Digital interventions hold significant potential for enhancing suicide prevention by virtue of their numerous advantages, such as increased accessibility and 24/7 availability. However, there is a lack of (quality) scientific evidence to substantiate any specific recommendations regarding the utilization of these interventions. The small number of studies currently available suggests promising results for managing suicidal thoughts but there is a lack of evidence regarding whether these interventions have any impact on suicidal behavior.

Moreover, interventions being digital only refers to the format of delivery but not the content of the intervention. As such, making conclusions and thus recommendations based on the format of the intervention would be misguided. Consequently, there is a need to entangle the format and the content of an intervention, which in turn would allow the iterative assessment and development of future interventions.

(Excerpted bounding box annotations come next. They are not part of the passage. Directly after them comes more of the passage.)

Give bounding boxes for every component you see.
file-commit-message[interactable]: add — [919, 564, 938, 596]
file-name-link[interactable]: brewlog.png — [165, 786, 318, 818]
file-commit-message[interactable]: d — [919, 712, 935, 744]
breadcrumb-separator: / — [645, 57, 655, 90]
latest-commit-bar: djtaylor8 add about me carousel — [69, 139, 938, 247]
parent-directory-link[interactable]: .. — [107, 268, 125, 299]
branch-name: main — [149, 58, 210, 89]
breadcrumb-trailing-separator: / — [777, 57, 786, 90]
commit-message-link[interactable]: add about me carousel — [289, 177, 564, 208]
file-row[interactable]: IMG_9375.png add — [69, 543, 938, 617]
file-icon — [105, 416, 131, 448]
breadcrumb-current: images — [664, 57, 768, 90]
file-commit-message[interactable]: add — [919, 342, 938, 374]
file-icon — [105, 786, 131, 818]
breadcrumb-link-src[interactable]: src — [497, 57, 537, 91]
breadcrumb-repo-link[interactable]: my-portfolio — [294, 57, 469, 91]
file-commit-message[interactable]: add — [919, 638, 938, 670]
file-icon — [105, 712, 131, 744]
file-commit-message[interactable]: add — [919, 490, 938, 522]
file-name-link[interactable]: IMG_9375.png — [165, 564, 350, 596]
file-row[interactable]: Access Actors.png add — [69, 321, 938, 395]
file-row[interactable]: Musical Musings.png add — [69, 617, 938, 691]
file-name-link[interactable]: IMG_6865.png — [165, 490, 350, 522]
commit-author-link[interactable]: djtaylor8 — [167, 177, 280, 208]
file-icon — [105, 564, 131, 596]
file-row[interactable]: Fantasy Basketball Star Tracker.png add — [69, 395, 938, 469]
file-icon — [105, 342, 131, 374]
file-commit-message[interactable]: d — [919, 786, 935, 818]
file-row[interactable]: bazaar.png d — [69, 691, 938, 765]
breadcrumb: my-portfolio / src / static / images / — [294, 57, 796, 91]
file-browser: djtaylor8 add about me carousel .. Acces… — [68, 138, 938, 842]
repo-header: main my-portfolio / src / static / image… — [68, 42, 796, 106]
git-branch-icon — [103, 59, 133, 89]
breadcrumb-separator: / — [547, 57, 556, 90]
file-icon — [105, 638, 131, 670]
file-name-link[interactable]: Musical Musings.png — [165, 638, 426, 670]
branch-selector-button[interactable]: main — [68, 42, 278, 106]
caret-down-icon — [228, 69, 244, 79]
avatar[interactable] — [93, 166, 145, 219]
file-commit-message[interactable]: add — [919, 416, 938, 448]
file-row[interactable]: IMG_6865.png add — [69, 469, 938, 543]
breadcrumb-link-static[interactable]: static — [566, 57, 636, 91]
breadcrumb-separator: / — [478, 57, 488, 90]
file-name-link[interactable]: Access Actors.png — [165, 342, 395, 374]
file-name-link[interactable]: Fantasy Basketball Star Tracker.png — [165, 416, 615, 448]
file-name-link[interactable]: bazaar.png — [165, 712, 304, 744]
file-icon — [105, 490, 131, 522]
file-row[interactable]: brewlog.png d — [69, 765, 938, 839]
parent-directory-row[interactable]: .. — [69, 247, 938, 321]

The scientific investigation of digital interventions in suicide prevention is challenging in many ways, primarily perhaps due to the necessary emphasis on safety measures, which in turn complicate the study of these interventions in an isolated manner (without parallelly ongoing treatment or support/input provided by a mental health professional).

Finally, it is essential to emphasize the importance of incorporating low- and middle-income countries in the development and research of these interventions. Despite their high potential to benefit from digital interventions, these countries are currently underrepresented in research. By including diverse socioeconomic and cultural backgrounds, the development and investigation of these interventions can address a broader range of societal needs and ensure that the benefits are more widely accessible.